Background: Aberrant skeletal muscle mitochondrial oxidative metabolism is a debilitating feature of chronic diseases such as chronic obstructive pulmonary disease, type 2 diabetes and chronic heart failure. Evidence in non-muscle cells suggests that glycogen synthase kinase-3β (GSK-3β) represses mitochondrial biogenesis and inhibits PPAR-γ co-activator 1 (PGC-1), a master regulator of cellular oxidative metabolism. The role of GSK-3β in the regulation of skeletal muscle oxidative metabolism is unknown.
Aims: We hypothesized that inactivation of GSK-3β stimulates muscle oxidative metabolism by activating PGC-1 signaling and explored if GSK-3β inactivation could protect against physical inactivity-induced alterations in skeletal muscle oxidative metabolism.

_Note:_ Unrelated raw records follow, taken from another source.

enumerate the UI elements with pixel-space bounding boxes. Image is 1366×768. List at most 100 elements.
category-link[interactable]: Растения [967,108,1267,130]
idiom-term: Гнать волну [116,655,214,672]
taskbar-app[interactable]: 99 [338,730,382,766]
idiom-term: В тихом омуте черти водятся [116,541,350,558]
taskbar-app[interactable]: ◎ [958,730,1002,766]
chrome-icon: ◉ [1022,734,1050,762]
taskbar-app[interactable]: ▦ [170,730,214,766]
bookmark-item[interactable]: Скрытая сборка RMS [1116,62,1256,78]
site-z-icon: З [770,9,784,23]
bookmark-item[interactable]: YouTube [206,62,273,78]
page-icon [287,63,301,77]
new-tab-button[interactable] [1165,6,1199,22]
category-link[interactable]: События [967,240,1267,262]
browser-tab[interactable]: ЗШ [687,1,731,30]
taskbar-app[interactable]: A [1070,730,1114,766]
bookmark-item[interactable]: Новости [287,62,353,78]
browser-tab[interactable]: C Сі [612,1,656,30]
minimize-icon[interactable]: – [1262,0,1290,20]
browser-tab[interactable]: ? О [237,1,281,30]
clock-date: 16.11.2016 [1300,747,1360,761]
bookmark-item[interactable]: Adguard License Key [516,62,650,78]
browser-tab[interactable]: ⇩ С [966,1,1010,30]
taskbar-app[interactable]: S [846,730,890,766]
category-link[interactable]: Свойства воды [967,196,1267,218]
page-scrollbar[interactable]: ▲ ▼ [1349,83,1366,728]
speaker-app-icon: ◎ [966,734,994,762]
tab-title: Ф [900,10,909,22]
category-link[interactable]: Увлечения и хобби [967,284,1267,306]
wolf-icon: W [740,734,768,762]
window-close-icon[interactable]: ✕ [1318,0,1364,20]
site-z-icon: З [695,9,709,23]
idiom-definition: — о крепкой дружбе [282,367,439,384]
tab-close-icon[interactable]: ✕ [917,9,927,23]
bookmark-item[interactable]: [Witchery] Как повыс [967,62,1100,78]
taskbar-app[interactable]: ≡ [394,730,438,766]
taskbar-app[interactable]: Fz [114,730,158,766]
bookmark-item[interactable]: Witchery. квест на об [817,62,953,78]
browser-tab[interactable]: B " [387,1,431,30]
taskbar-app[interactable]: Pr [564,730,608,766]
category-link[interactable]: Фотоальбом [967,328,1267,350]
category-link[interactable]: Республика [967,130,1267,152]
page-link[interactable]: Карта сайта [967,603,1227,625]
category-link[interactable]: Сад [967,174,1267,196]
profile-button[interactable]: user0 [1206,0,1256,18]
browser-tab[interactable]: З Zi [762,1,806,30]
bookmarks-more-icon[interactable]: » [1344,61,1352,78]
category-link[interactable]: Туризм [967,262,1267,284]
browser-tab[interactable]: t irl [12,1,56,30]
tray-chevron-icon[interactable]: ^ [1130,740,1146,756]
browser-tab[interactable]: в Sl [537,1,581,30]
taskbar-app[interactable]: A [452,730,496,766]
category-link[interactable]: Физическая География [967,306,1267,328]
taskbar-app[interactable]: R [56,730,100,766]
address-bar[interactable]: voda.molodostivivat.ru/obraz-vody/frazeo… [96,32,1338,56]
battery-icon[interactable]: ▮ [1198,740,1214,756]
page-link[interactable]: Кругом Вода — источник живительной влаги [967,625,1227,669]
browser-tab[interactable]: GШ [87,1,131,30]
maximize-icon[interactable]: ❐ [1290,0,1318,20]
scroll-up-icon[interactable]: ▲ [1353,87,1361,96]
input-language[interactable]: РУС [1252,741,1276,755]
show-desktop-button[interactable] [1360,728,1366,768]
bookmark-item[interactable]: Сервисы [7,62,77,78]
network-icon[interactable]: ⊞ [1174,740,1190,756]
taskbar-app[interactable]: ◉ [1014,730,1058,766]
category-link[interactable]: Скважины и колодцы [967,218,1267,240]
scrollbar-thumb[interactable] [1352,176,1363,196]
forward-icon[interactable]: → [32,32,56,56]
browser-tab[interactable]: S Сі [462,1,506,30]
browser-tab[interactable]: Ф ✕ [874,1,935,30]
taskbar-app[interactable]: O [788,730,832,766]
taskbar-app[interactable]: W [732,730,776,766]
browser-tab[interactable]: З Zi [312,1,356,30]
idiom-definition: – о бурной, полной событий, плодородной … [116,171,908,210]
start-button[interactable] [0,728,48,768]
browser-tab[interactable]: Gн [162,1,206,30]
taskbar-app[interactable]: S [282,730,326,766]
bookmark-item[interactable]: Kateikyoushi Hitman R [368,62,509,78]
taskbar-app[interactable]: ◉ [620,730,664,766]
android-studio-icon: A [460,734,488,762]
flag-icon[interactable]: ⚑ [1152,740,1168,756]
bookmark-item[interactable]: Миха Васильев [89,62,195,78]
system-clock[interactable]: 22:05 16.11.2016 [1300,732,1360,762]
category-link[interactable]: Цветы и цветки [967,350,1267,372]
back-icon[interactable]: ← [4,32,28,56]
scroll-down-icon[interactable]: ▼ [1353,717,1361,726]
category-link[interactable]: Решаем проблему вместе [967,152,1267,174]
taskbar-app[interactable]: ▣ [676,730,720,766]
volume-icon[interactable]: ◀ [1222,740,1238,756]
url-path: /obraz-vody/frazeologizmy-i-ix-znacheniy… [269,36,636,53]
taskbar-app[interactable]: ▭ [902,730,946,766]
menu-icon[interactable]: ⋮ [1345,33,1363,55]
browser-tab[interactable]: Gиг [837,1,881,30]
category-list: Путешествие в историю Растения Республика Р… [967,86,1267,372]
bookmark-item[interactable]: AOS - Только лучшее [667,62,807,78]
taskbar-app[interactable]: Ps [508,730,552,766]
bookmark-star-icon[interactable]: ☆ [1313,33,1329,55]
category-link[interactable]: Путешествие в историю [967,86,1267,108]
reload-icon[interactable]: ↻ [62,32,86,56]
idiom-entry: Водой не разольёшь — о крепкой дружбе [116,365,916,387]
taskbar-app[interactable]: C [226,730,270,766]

Methods: GSK-3β was modulated genetically and pharmacologically in C2C12 myotubes in vitro and in skeletal muscle in vivo. Wild-type and muscle-specific GSK-3β knock-out (KO) mice were subjected to hind limb suspension for 14days. Key constituents of oxidative metabolism and PGC-1 signaling were investigated.
Results: In vitro, knock-down of GSK-3β increased mitochondrial DNA copy number, protein and mRNA abundance of oxidative phosphorylation (OXPHOS) complexes and activity of oxidative metabolic enzymes but also enhanced protein and mRNA abundance of key PGC-1 signaling constituents. Similarly, pharmacological inhibition of GSK-3β increased transcript and protein abundance of key constituents and regulators of mitochondrial energy metabolism. Furthermore, GSK-3β KO animals were protected against unloading-induced decrements in expression levels of these constituents.
Conclusion: Inactivation of GSK-3β up-regulates skeletal muscle mitochondrial metabolism and increases expression levels of PGC-1 signaling constituents. In vivo, GSK-3β KO protects against inactivity-induced reductions in muscle metabolic gene expression.
Keywords: GSK-3β; Hind limb suspension; Mitochondrial biogenesis; Mitochondrial metabolism; PGC-1α; Skeletal muscle.